05.12.2013
Safe Spaces: How not to fight for women’s equality
Harley Filben on the approach taken within Left Unity
Clause 4d in the constitution agreed at the founding conference reads: “As part of our overall commitment to gender equality, at least 50% of those elected to regional and national party bodies should be women.” The attempts by Leamington Spa to delete this clause and by Loughborough to lower the percentage to 40% were both heavily defeated.
The first thing to say about this is that the word “should” is ambiguous. While it was widely understood as laying down a requirement, it could be taken merely as an aspiration. However, leaving that point aside, it is clear that the drafters of this clause and all those who voted for it are motivated by a genuine desire to implement “gender equality”. But the problem is, such bureaucratic measures do not actually help achieve that aim and in fact are more often than not counterproductive. As critics on the left, including CPGB members, pointed out at the conference, it can lead to unwilling female comrades being pressed to stand to ‘make up the numbers’ and to the election of ‘token women’ - not necessarily those most capable or politically suited for the role.
That is not to say that things are fine as they are. As far as the position of women in the movement (indeed, in politics as a whole goes), we are faced with two distinct sets of problems.
The first is the material inequality between the sexes, expressed most clearly in the problem of the ‘double burden’: women are often required to present themselves as wage-slaves, while also rearing children and running a home. Politics is work, so in a sense all political activists suffer their own ‘double burden’. However, for more women than men that adds up to a ‘triple burden’ altogether. Less time to devote to politics means less time to swot up, to go to meetings and argue, etc; which in turn makes cadrisation more difficult.
The second problem is harder to locate exactly, but has to do with the internalisation of informal inequalities: (white, etc) men on average find it less intimidating to get up and speak in front of people, and so on; it is more likely, in fact, for it to occur to us white boys that politics is something we would like to do in the first place. The outcome is, again, the same - de facto male dominance in political organisations, particularly at leadership level (and, again, this is equally, if not more, obvious with the bourgeois parties than the left - the gender ratio in parliament is probably pretty close to that in LU and the CPGB, and worse than in the Socialist Workers Party ...)
Fighting against that, first of all, means fighting against extant political and material inequality between the sexes: for reproductive autonomy, better childcare, full political equality and so on, as necessary.

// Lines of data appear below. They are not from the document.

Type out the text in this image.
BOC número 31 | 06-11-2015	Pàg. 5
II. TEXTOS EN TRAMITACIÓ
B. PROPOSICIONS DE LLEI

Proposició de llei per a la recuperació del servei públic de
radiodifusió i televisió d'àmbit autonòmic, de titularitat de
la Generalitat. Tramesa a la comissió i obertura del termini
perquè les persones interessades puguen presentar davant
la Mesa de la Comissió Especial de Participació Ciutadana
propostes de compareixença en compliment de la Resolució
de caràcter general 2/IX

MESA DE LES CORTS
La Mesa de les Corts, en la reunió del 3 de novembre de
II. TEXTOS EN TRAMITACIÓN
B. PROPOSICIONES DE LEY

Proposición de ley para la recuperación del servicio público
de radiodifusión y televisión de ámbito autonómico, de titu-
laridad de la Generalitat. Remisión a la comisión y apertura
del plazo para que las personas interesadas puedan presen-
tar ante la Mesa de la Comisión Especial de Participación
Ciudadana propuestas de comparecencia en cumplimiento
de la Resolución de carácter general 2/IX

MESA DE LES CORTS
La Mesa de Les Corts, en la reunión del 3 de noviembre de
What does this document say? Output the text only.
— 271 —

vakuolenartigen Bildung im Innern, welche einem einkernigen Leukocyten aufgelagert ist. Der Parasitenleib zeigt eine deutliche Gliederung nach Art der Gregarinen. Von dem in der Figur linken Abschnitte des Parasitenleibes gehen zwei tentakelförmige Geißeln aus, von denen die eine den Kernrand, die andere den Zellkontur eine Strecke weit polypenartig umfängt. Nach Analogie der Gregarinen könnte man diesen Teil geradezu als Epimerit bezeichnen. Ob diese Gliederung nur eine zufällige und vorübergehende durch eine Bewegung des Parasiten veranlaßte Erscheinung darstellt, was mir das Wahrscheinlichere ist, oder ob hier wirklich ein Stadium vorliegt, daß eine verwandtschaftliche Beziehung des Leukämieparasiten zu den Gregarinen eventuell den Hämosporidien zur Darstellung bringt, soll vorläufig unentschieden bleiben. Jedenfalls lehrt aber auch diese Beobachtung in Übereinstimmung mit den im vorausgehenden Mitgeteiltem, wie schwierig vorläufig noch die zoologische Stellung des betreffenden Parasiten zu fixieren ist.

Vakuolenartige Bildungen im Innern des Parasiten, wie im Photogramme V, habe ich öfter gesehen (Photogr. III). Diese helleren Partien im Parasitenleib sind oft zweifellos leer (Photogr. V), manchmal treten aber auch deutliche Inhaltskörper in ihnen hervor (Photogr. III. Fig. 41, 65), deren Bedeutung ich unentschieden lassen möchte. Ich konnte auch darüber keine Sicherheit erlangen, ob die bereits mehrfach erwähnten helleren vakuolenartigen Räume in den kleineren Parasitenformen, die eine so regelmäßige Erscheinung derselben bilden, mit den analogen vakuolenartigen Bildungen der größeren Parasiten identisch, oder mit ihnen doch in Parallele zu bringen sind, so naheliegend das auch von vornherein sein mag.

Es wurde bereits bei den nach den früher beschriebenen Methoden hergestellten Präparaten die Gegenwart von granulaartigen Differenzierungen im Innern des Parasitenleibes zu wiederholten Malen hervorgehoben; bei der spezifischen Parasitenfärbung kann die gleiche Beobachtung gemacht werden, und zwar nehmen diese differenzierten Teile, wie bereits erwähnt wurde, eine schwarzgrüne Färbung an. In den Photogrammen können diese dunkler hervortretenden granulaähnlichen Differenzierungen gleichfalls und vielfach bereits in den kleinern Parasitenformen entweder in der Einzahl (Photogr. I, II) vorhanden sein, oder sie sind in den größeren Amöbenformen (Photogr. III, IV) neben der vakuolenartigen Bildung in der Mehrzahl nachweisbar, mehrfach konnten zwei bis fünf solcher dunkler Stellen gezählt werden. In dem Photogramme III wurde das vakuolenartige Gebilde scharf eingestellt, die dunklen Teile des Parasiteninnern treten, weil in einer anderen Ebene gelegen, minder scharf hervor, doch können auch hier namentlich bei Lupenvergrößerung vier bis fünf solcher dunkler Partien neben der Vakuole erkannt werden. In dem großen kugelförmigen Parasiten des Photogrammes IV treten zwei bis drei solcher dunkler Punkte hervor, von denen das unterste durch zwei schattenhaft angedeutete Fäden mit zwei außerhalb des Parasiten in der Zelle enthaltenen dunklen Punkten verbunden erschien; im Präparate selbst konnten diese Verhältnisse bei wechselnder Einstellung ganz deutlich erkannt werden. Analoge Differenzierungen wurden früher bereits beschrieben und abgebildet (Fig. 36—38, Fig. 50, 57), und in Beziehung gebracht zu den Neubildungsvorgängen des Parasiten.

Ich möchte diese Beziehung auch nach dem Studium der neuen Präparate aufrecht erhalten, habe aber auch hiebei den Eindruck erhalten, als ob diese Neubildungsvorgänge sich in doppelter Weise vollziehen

It then also means expending every effort to develop people in the movement as cadre - a big part of that fight is democratic culture, but, more than that, special attention to education, overcoming as far as possible the division between ‘thinking comrades’ and do-as-you’re-told followers, etc. This is hardly just a matter for women, of course: if anything, it is more pressing a matter for youth. It is not easy to be 17 and wet behind the ears, and take on Hillel Ticktin in a polemic.
What we cannot do is offer an equivalent ‘solution’ to 50- 50 quotas - or, for that matter, ‘safe spaces’ policies and so on. This is because these are pseudo-solutions that come from incorrect conceptions of the problem, and are very often directly counterproductive. In the last analysis, the cravenness of Richard Seymour and co towards this stuff is an attempt to overcome gender imbalance through ‘opening up to feminism’ (theoretical eclecticism, which undermines any effective political fight for women’s liberation), and ‘being alongside people in struggle’ (usually a licence to engage in hyper-activism, which cuts against the need to develop comrades as ‘organic intellectuals’ or however you want to put it - it is the same with bureaucratic ‘safe spaces’ policies and so on).
We do not have an easy, off-the-shelf alternative to gender quotas. We develop our comrades as best as we can; something which requires serious attention to each individual’s needs. I have no doubt we could be better at this; a glance over at the SWP, however, and the left-liberal contingent in LU, should be enough to remind us that we could be doing worse.